When reading historical fiction, I invariably end up concluding I won’t survive a fortnight outside my time period. Caernarvon, 1293, the where and when of The Wicked and the Just, by J. Anderson Coats, is no exception. Aside from sticking out like a sore thumb (being neither English nor Welsh), I’m more likely to have been a servant (if I’m lucky) or a peasant (if I’m not) than one of the gentry.
Nevertheless, Cecily d’Edgeley’s father thinks 1293 is a very good time to be an Englishman in Caernarvon. Now that the Welsh principality has been subdued by strict English rule for the past decade, he is drawn there by the promise of land, prestige, and the exorbitant privileges that come with a burgage. Not at all thrilled about the move, Cecily, who is prone to chronic bouts of selfishness and melodrama, is convinced her father has ruined her life as she will surely meet a fate like that of “the saints who were sent into the desert to be killed by infidels.”
She arrives to find nary a Welshman in sight; they live beyond the city walls and must pay a tax to even market their wares outside the walls. One word against them from an Englishman results in amercements, arrests, and disproportionate punishments. Although Cecily rejoices in the leverage she has over the Welsh, her new concerns include Very Pressing Matters like vying for the position of lady of the house, antagonizing the defiant housemaid, and coaxing her father to part with enough coin for a decent gown, lest the snotty honesti look down on them.
It’s no wonder the maid, Gwenhyfar, can’t stand Cecily.
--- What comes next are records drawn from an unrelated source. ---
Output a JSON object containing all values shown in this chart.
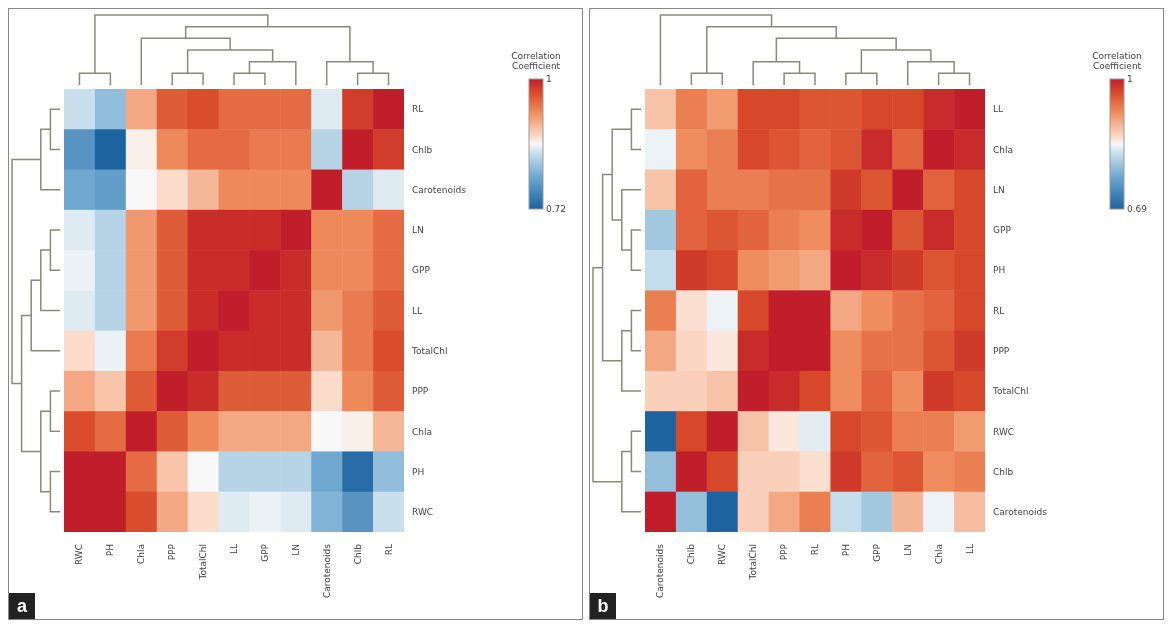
{
  "chart_data": [
    {
      "type": "heatmap",
      "title": "a",
      "clabel": "Correlation Coefficient",
      "clim": [
        0.72,
        1
      ],
      "cticks": [
        0.72,
        1
      ],
      "categories": [
        "RWC",
        "PH",
        "Chla",
        "PPP",
        "TotalChl",
        "LL",
        "GPP",
        "LN",
        "Carotenoids",
        "Chlb",
        "RL"
      ],
      "y_categories": [
        "RL",
        "Chlb",
        "Carotenoids",
        "LN",
        "GPP",
        "LL",
        "TotalChl",
        "PPP",
        "Chla",
        "PH",
        "RWC"
      ],
      "cells": [
        [
          0.84,
          0.81,
          0.91,
          0.96,
          0.97,
          0.95,
          0.95,
          0.95,
          0.85,
          0.98,
          1
        ],
        [
          0.77,
          0.72,
          0.865,
          0.93,
          0.95,
          0.95,
          0.94,
          0.94,
          0.83,
          1,
          0.98
        ],
        [
          0.79,
          0.78,
          0.86,
          0.875,
          0.9,
          0.93,
          0.93,
          0.93,
          1,
          0.83,
          0.85
        ],
        [
          0.85,
          0.83,
          0.92,
          0.96,
          0.99,
          0.99,
          0.99,
          1,
          0.93,
          0.93,
          0.95
        ],
        [
          0.855,
          0.83,
          0.92,
          0.96,
          0.99,
          0.99,
          1,
          0.99,
          0.93,
          0.93,
          0.95
        ],
        [
          0.85,
          0.83,
          0.92,
          0.96,
          0.99,
          1,
          0.99,
          0.99,
          0.92,
          0.94,
          0.96
        ],
        [
          0.875,
          0.855,
          0.94,
          0.98,
          1,
          0.99,
          0.99,
          0.99,
          0.9,
          0.94,
          0.97
        ],
        [
          0.91,
          0.89,
          0.96,
          1,
          0.99,
          0.96,
          0.96,
          0.96,
          0.875,
          0.93,
          0.96
        ],
        [
          0.97,
          0.95,
          1,
          0.96,
          0.93,
          0.91,
          0.91,
          0.91,
          0.86,
          0.865,
          0.9
        ],
        [
          1,
          1,
          0.95,
          0.89,
          0.86,
          0.83,
          0.83,
          0.83,
          0.79,
          0.73,
          0.81
        ],
        [
          1,
          1,
          0.97,
          0.91,
          0.875,
          0.85,
          0.855,
          0.85,
          0.8,
          0.77,
          0.84
        ]
      ]
    },
    {
      "type": "heatmap",
      "title": "b",
      "clabel": "Correlation Coefficient",
      "clim": [
        0.69,
        1
      ],
      "cticks": [
        0.69,
        1
      ],
      "categories": [
        "Carotenoids",
        "Chlb",
        "RWC",
        "TotalChl",
        "PPP",
        "RL",
        "PH",
        "GPP",
        "LN",
        "Chla",
        "LL"
      ],
      "y_categories": [
        "LL",
        "Chla",
        "LN",
        "GPP",
        "PH",
        "RL",
        "PPP",
        "TotalChl",
        "RWC",
        "Chlb",
        "Carotenoids"
      ],
      "cells": [
        [
          0.88,
          0.93,
          0.91,
          0.97,
          0.97,
          0.96,
          0.96,
          0.97,
          0.97,
          0.99,
          1
        ],
        [
          0.84,
          0.92,
          0.93,
          0.97,
          0.96,
          0.95,
          0.96,
          0.99,
          0.95,
          1,
          0.99
        ],
        [
          0.88,
          0.95,
          0.93,
          0.93,
          0.94,
          0.94,
          0.98,
          0.96,
          1,
          0.95,
          0.97
        ],
        [
          0.8,
          0.95,
          0.96,
          0.95,
          0.93,
          0.92,
          0.99,
          1,
          0.96,
          0.99,
          0.97
        ],
        [
          0.82,
          0.98,
          0.97,
          0.92,
          0.91,
          0.9,
          1,
          0.99,
          0.98,
          0.96,
          0.97
        ],
        [
          0.93,
          0.86,
          0.84,
          0.97,
          1,
          1,
          0.9,
          0.92,
          0.94,
          0.95,
          0.97
        ],
        [
          0.9,
          0.865,
          0.855,
          0.99,
          1,
          1,
          0.92,
          0.94,
          0.94,
          0.96,
          0.98
        ],
        [
          0.87,
          0.87,
          0.88,
          1,
          0.99,
          0.97,
          0.92,
          0.95,
          0.92,
          0.98,
          0.97
        ],
        [
          0.69,
          0.97,
          1,
          0.88,
          0.855,
          0.835,
          0.97,
          0.96,
          0.93,
          0.93,
          0.91
        ],
        [
          0.79,
          1,
          0.97,
          0.87,
          0.87,
          0.86,
          0.98,
          0.95,
          0.96,
          0.92,
          0.93
        ],
        [
          1,
          0.79,
          0.69,
          0.87,
          0.9,
          0.93,
          0.82,
          0.8,
          0.89,
          0.84,
          0.885
        ]
      ]
    }
  ]
}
Personalities aside, there’s bad blood between the two simply because Cecily is English and she orders Gwinny around in the very house Gwinny’s family used to own, before Gwinny’s father went out to fight and never came back. Overworked and underfed, everything about Gwinny is sparse, even the font used to print her pov chapters, as if she’s literally too worn from trying to survive to form full-bodied sentences, apart from those she repeats like a mantra: The lot of them should burn.
There are lighter moments, too, when Gwinny and Cecily team up to dispense justice, first to a bullying levelooker and then to an indiscriminate cad who’s been calling on Cecily. It’s then when I think, and this is the part where they put aside their differences and become true and fast friends. And perhaps they could have been. But Coates refuses to write for us a “tidy” ending and I applaud her for it.
Impeccably researched and vividly brought to life, Cecily and Gwinny and the Welsh without and the English within feel absolutely real because their loyalties are shaped by too much history, especially the escalating conflict which looms over everyone’s personal trajectories. What is justice? And who are the wicked? The labels seems clear cut at first. But after spending a year with Cecily and Gwinny, when the day of reckoning comes to Caernarvon, it doesn’t matter who’s less wicked or more innocent; everyone is responsible. It’s too late for reconciliation, but grief and loss bring Cecily and Gwinny to a common understanding. And that may be enough to move beyond the past, not repeat it.